The CMS news release notes $411 million in savings, on a base of $60 billion in payments, and even that is  0.06% savings.  But the news release also notes $422 million in provider “shared savings” payments – so the net impact on CMS is that more was paid out than was saved.  That’s because the 44% of ACOs which cost more than was projected lost a total of $707 million, which more than offset the savings that were not shared with the 56% of provider organizations with costs below CMS projections.    


CMS’ data release is incomplete and the statistics in the news release are cherry-picked to show results in a rosy light.  Quality metrics are shared for the Pioneer ACOs and not the Shared Savings ACOs.  On the bright side, CMS has released a summary of savings or losses by ACO at this URL   

Provider organizations have been reluctant to take risk on CMS ACOs – even the groups with large savings have generally opted to stay in the “shared savings” program, in which they have lower upside potential.  Participation in the Pioneer ACO program, which is “full risk,” has shrivelled to just 18 organizations.


I’m still optimistic that appropriate provider accountability for both quality and cost of care of a population can lead to higher health care value. The CMS ACO project has substantial flaws.

·         Providers get incomplete data late
·         Beneficiaries are unaware of the program, and often seek care outside of their ACO.  
·         The overwhelming majority of provider “risk” is upside only.  

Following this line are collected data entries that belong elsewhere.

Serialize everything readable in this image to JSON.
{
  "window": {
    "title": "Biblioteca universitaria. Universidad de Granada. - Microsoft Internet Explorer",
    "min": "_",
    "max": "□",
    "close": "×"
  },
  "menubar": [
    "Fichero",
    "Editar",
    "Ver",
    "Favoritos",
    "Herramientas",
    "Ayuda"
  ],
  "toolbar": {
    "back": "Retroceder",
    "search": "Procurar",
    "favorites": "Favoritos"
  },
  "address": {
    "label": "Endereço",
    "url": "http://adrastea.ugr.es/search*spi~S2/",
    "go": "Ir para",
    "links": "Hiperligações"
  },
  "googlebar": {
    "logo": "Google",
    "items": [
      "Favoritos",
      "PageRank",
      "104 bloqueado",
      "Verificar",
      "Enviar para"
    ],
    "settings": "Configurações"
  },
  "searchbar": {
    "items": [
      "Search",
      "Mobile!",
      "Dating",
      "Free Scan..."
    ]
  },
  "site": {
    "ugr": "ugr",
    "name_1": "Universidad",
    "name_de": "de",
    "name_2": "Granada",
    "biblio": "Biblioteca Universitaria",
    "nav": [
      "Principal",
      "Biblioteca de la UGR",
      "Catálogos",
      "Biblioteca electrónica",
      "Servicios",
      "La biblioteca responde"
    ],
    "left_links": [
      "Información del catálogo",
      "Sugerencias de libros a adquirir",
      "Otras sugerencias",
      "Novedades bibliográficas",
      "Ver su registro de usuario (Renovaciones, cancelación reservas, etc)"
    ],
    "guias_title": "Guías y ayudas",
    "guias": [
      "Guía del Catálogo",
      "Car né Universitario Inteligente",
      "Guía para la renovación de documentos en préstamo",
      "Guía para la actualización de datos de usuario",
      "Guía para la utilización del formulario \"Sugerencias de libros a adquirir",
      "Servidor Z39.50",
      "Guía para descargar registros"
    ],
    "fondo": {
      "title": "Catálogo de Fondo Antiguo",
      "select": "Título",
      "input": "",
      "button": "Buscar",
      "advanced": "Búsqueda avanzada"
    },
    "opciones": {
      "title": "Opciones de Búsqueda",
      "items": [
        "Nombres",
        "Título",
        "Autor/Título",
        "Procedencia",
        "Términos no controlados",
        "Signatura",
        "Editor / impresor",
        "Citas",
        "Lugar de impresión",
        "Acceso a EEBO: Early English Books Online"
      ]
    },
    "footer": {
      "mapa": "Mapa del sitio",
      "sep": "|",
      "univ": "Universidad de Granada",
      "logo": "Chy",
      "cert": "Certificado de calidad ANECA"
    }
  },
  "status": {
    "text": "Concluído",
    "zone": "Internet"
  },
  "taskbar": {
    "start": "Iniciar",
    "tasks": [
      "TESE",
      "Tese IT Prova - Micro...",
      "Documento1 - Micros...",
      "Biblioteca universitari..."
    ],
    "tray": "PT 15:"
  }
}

But ACOs which are being pitched by health plans for the employer-sponsored health insurance look a lot like the CMS ACOs. Most are “attribution” model, where patients don’t have to designate a specific provider entity.  Few include any sort of “downside” risk, and many pay substantial infrastructure payments, making total cost savings low unless the provider organization agrees to substantial cuts in fee schedule at the outset.  

Provider organizations like Kaiser Permanente and Intermountain Health and Cleveland Clinic have been developing their infrastructure and their culture for decades or even generations. It’s not surprising that we don’t see huge savings from existing provider entities in the initial years as they drive toward greater accountability.